The term “central tendency” determines a single value that best represents a distribution of data.
A single value is needed to distinguish among multiple values when describing data.
The mode, median and mean are the most common measures of central tendency.
The mode, median and mean are all valid measures of central tendency and under different conditions, some measures
become more appropriate to use than others.
Mode is defined as the value that occurs most frequently in the data.
Let’s consider a set of data:
1. {5,5,5,5,5,5,5,5}
2. {5,5,5,5,5,5,5,6}
3. {4,5,5,5,5,5,5,10}
A value of 5 is the most frequent and appears be the most representative for all the distributions above.
Let’s consider another set of data:
1. {5,5,5,5,5,5,5,100}
2. {4,4,4,4,5,5,5,5}
3. {1.1,1.2,1.3,1.4,1.5,1.6}
The most representative value in the first data set is 5. Problems arise when applying the mode to the remaining data sets.
In the second data set, there are two modes: the values of 4 and 5. This is a multimodal data set. It is not clear which value to use.
The third data set has continuous data with no single score whose value has a frequency greater than one.
The mode is difficult to use when dealing with continuous data because a single value is rarely repeated in the data set.
As it follows, a data set may contain multiple modes or continuous data and thus it is not appropriate to use the mode as
a measure of central tendency.
There is an alternative solution to eliminate the shortcomings of the mode.
The median separates upper and lower halves of a distribution.
Let’s consider a set of data:
1. {1,10,100}
2. {1,10,20,100}
3. {dog, dog, cat}
4. {1.1,1.2,1.3,1.4,1.5,1.6}
The median of the first distribution is 10. Therefore, the value of the median is unaffected by the actual distance between numbers.
The second distribution has the median 15. A single score doesn’t separate the distribution in half.
Instead, the median is directly in between the two middle scores.
The scores in the third distribution do not contain any inherent order or direction of difference and thus
the median is an inappropriate measure of central tendency for nominal data.
The last distribution contains continuous data but the scores are ordered according to their magnitude. The
two middle scores are 1.3 and 1.4 so the value of the median is 1.35.
As it comes, the median always results in a single value but the value of the median is unaffected by the actual distance (magnitude) between numbers.

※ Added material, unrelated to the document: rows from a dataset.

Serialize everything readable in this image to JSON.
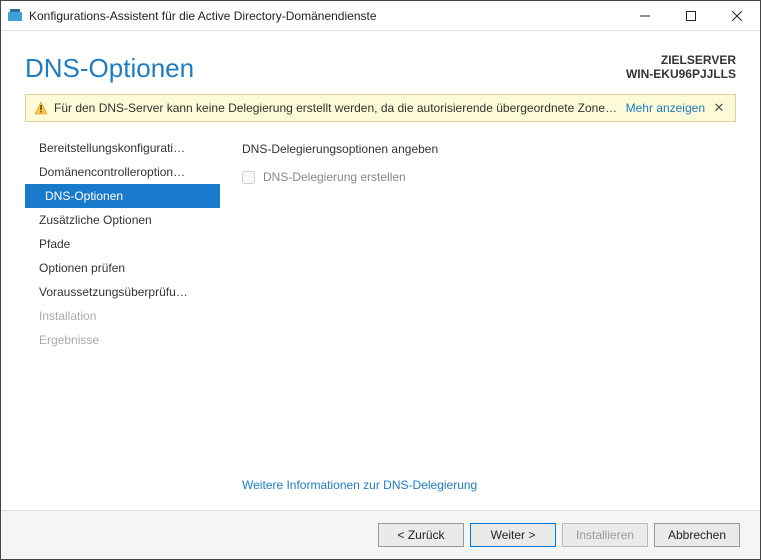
{
  "window": {
    "title": "Konfigurations-Assistent für die Active Directory-Domänendienste"
  },
  "header": {
    "page_title": "DNS-Optionen",
    "target_label": "ZIELSERVER",
    "target_name": "WIN-EKU96PJJLLS"
  },
  "warning": {
    "message": "Für den DNS-Server kann keine Delegierung erstellt werden, da die autorisierende übergeordnete Zone…",
    "more": "Mehr anzeigen"
  },
  "nav": {
    "items": [
      {
        "label": "Bereitstellungskonfigurati…",
        "state": "normal"
      },
      {
        "label": "Domänencontrolleroption…",
        "state": "normal"
      },
      {
        "label": "DNS-Optionen",
        "state": "selected"
      },
      {
        "label": "Zusätzliche Optionen",
        "state": "normal"
      },
      {
        "label": "Pfade",
        "state": "normal"
      },
      {
        "label": "Optionen prüfen",
        "state": "normal"
      },
      {
        "label": "Voraussetzungsüberprüfu…",
        "state": "normal"
      },
      {
        "label": "Installation",
        "state": "disabled"
      },
      {
        "label": "Ergebnisse",
        "state": "disabled"
      }
    ]
  },
  "content": {
    "section_title": "DNS-Delegierungsoptionen angeben",
    "checkbox_label": "DNS-Delegierung erstellen",
    "checkbox_checked": false,
    "more_link": "Weitere Informationen zur DNS-Delegierung"
  },
  "footer": {
    "back": "< Zurück",
    "next": "Weiter >",
    "install": "Installieren",
    "cancel": "Abbrechen"
  }
}
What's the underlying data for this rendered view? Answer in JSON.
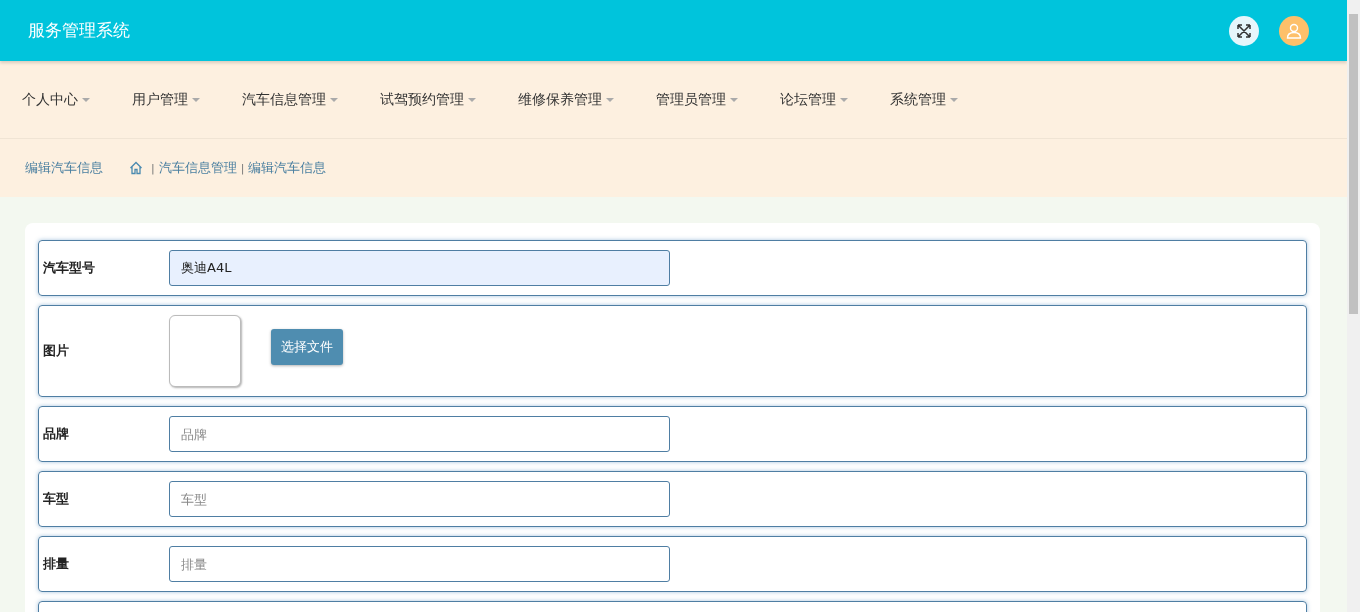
{
  "header": {
    "title": "服务管理系统"
  },
  "nav": [
    {
      "label": "个人中心"
    },
    {
      "label": "用户管理"
    },
    {
      "label": "汽车信息管理"
    },
    {
      "label": "试驾预约管理"
    },
    {
      "label": "维修保养管理"
    },
    {
      "label": "管理员管理"
    },
    {
      "label": "论坛管理"
    },
    {
      "label": "系统管理"
    }
  ],
  "breadcrumb": {
    "title": "编辑汽车信息",
    "separator": "|",
    "items": [
      "汽车信息管理",
      "编辑汽车信息"
    ]
  },
  "form": {
    "fields": [
      {
        "kind": "text",
        "label": "汽车型号",
        "value": "奥迪A4L",
        "filled": true
      },
      {
        "kind": "image",
        "label": "图片",
        "button": "选择文件"
      },
      {
        "kind": "text",
        "label": "品牌",
        "placeholder": "品牌",
        "filled": false
      },
      {
        "kind": "text",
        "label": "车型",
        "placeholder": "车型",
        "filled": false
      },
      {
        "kind": "text",
        "label": "排量",
        "placeholder": "排量",
        "filled": false
      }
    ]
  }
}
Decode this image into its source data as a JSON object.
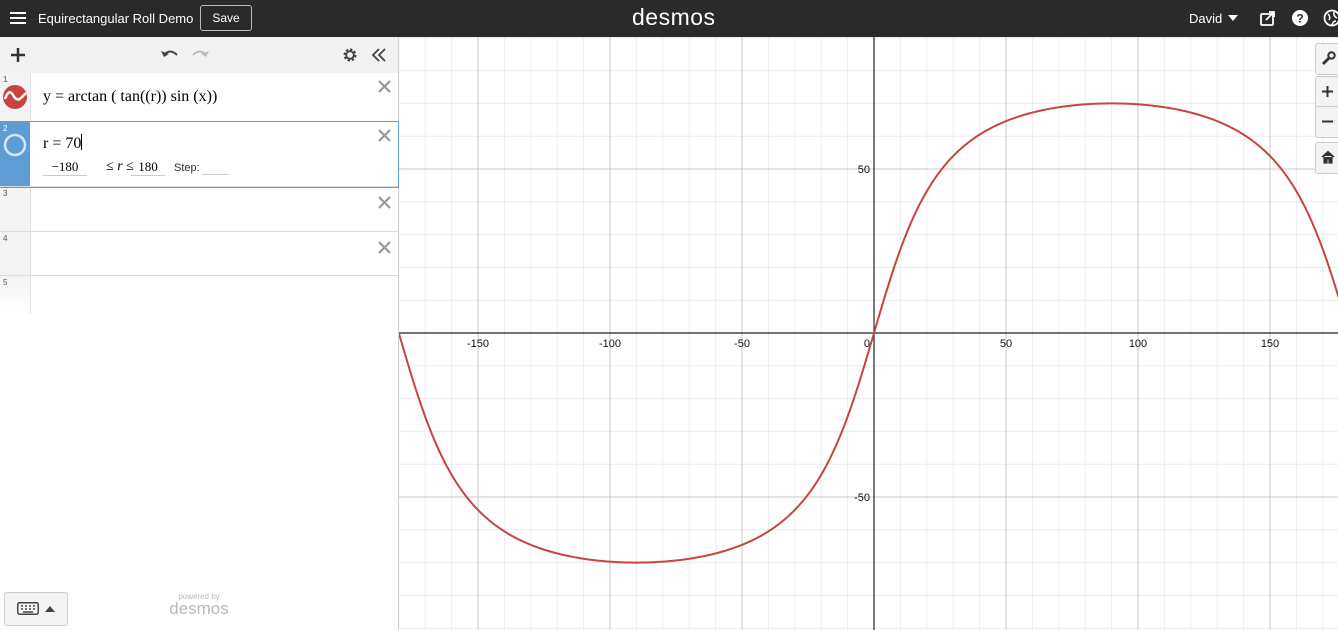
{
  "topbar": {
    "title": "Equirectangular Roll Demo",
    "save_label": "Save",
    "logo": "desmos",
    "user": "David"
  },
  "expressions": [
    {
      "index": "1",
      "latex": "y = arctan ( tan((r)) sin (x))"
    },
    {
      "index": "2",
      "variable": "r",
      "value": "70",
      "slider": {
        "min": "−180",
        "max": "180",
        "step_label": "Step:",
        "step_value": ""
      }
    },
    {
      "index": "3"
    },
    {
      "index": "4"
    },
    {
      "index": "5"
    }
  ],
  "footer": {
    "powered_by": "powered by",
    "brand": "desmos"
  },
  "chart_data": {
    "type": "line",
    "xlim": [
      -180,
      180
    ],
    "ylim": [
      -90,
      90
    ],
    "x_ticks": [
      -150,
      -100,
      -50,
      0,
      50,
      100,
      150
    ],
    "y_ticks": [
      50,
      -50
    ],
    "grid": true,
    "series": [
      {
        "expression": "y = arctan(tan(r) sin(x))",
        "color": "#c74440",
        "r": 70,
        "x_samples": [
          -180,
          -150,
          -120,
          -90,
          -60,
          -30,
          0,
          30,
          60,
          90,
          120,
          150,
          180
        ],
        "y_samples": [
          0,
          -53.9,
          -67.2,
          -70,
          -67.2,
          -53.9,
          0,
          53.9,
          67.2,
          70,
          67.2,
          53.9,
          0
        ]
      }
    ]
  },
  "colors": {
    "accent": "#5d9cd5",
    "curve": "#c74440",
    "topbar": "#2a2a2a"
  }
}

The mode and the median reflect frequency and rank respectively but magnitude isn’t taken into account.
Unlike the median or the mode, the sum of a distribution is sensitive to magnitude but it doesn’t appear
to be representative. Therefore, actual numbers in a distribution are counted and also taken into account.
The mean is the sum of all the scores in the distribution divided by the number
of scores in the distribution and symbolized by the Greek letter mu (μ). Mean is just another name for average.
Let’s consider a set of data:
1. {1,10,100}
2. {1,1,2,100}
3. {dog, dog, cat}
4. {1.1,1.2,1.3,1.4,1.5,1.6}
The mean for the first distribution is 37.
The second distribution has the mean of 26. This value isn’t really
representative because 100 is an outlier and thus the mean is pulled in the direction of an outlier. This
distorts the representativeness of the mean.
The mean cannot be used to represent the third distribution but it can be used
to adequately represent continuous data in the fourth distribution.